We missed you last week! Bob and his family were still recovering from the awful weather and subsequent power outages in Texas, while John spent Monday morning meditating and staring at the foot of water in his basement. We decided we could take a week off.
John has been playing a bunch of Valheim with his seven year old, because whatever time-elastic era between 2020 and 2021 we now inhabit has apparently become the Age of Viking for Video Game People, and because you can get a lot of mileage out of house building. The game's success is startling and heartwarming, the latest reminder that small teams can achieve much success in video games. This seems to have spread to the game's co-operative community as well: Emma Kent writes about an amazing group of players who will join your server and help recover your items if you met your demise in an area you otherwise are not going to get back to. The creativity of the Valheim player base is pretty astonishing as well. A lot of people are building Viking homes! Or what they think are Viking homes! Or what they have researched Viking homes look like! I am hopeful we are going to have some good Valheim historical writing out there soon.

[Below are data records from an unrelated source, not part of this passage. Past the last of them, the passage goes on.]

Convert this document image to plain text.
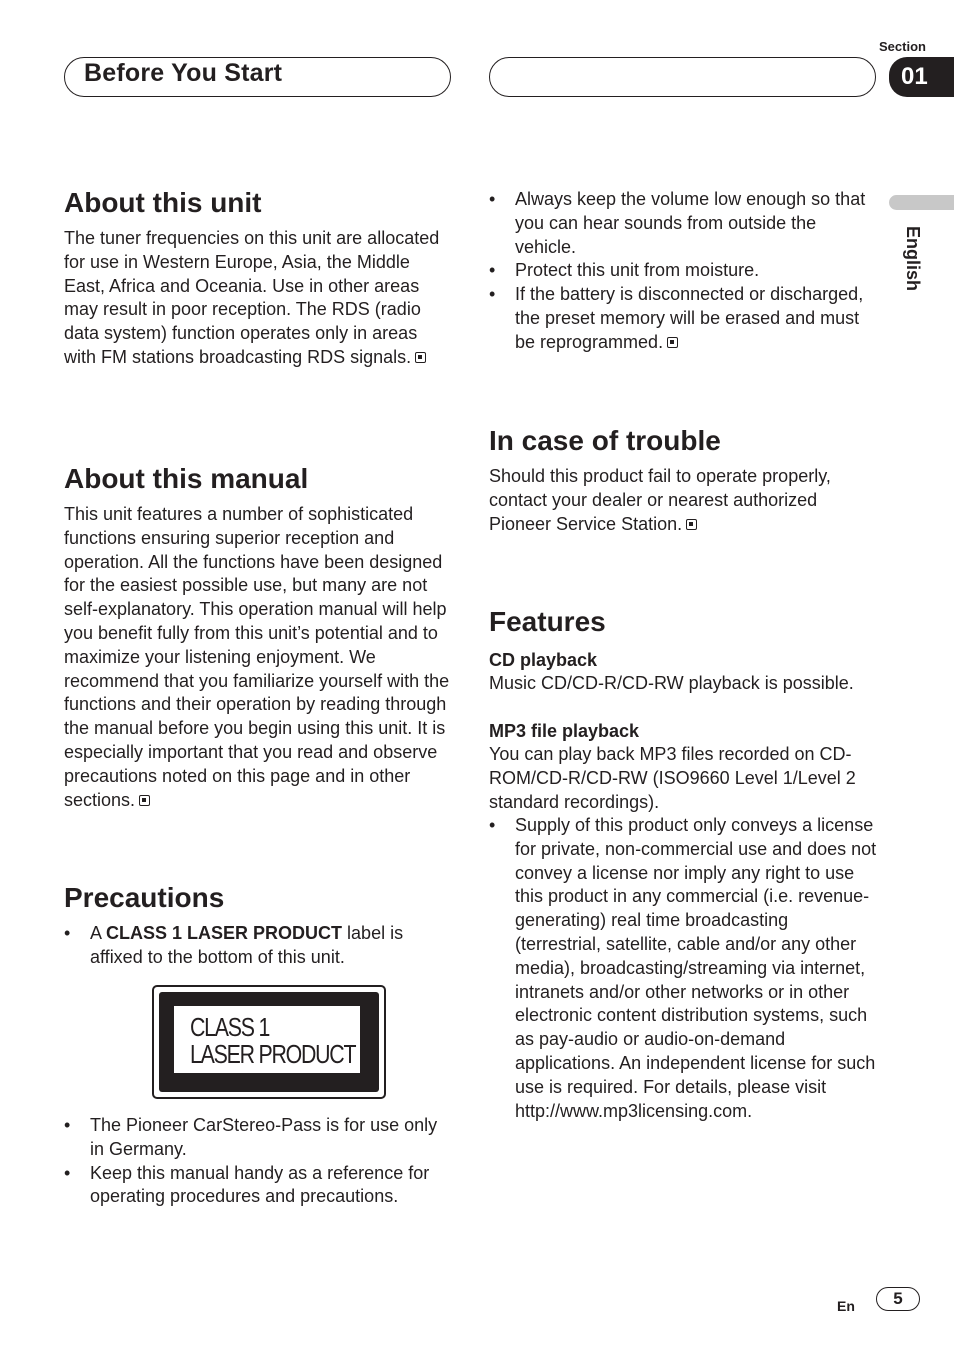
Before You Start
Section
01
English
About this unit
The tuner frequencies on this unit are allocated for use in Western Europe, Asia, the Middle East, Africa and Oceania. Use in other areas may result in poor reception. The RDS (radio data system) function operates only in areas with FM stations broadcasting RDS signals.
About this manual
This unit features a number of sophisticated functions ensuring superior reception and operation. All the functions have been designed for the easiest possible use, but many are not self-explanatory. This operation manual will help you benefit fully from this unit’s potential and to maximize your listening enjoyment. We recommend that you familiarize yourself with the functions and their operation by reading through the manual before you begin using this unit. It is especially important that you read and observe precautions noted on this page and in other sections.
Precautions
• A CLASS 1 LASER PRODUCT label is affixed to the bottom of this unit.
CLASS 1
LASER PRODUCT
• The Pioneer CarStereo-Pass is for use only in Germany.
• Keep this manual handy as a reference for operating procedures and precautions.
• Always keep the volume low enough so that you can hear sounds from outside the vehicle.
• Protect this unit from moisture.
• If the battery is disconnected or discharged, the preset memory will be erased and must be reprogrammed.
In case of trouble
Should this product fail to operate properly, contact your dealer or nearest authorized Pioneer Service Station.
Features
CD playback
Music CD/CD-R/CD-RW playback is possible.
MP3 file playback
You can play back MP3 files recorded on CD-ROM/CD-R/CD-RW (ISO9660 Level 1/Level 2 standard recordings).
• Supply of this product only conveys a license for private, non-commercial use and does not convey a license nor imply any right to use this product in any commercial (i.e. revenue-generating) real time broadcasting (terrestrial, satellite, cable and/or any other media), broadcasting/streaming via internet, intranets and/or other networks or in other electronic content distribution systems, such as pay-audio or audio-on-demand applications. An independent license for such use is required. For details, please visit
http://www.mp3licensing.com.
En	5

Noclip, the video game documentary folks who recently made some changes to their Patreon, have announced that their classic video game series "Greatest Hits" will begin with Rollercoaster Tycoon. We're excited to see how Noclip approach this.
We mentioned in the last of these Monday updates that Diablo 2 was coming back and that some of us were pretty excited... Well, Blizzard has doubled down on their service to the past - and many of our youths - by ensuring people can use saves from the original version of the game in the upcoming remaster. Some context here: a lot of fans were pretty upset with Warcraft III: Reforged, both in terms of its execution and its poor comparison to Blizzard's promises. Fan service like this seems to be largely driven by those frustrations. Some very recent history there.
I leave you with a fantastic bit of video game madness: someone has decided to create a mod that bridges the games Crusader Kings 3 and Mount and Blade 2: Bannerlord so that you can play out the battles of your various grand strategy machinations from the former game in the latter. Amazing. One day we will perhaps create and subsequently play the ultimate historical video game.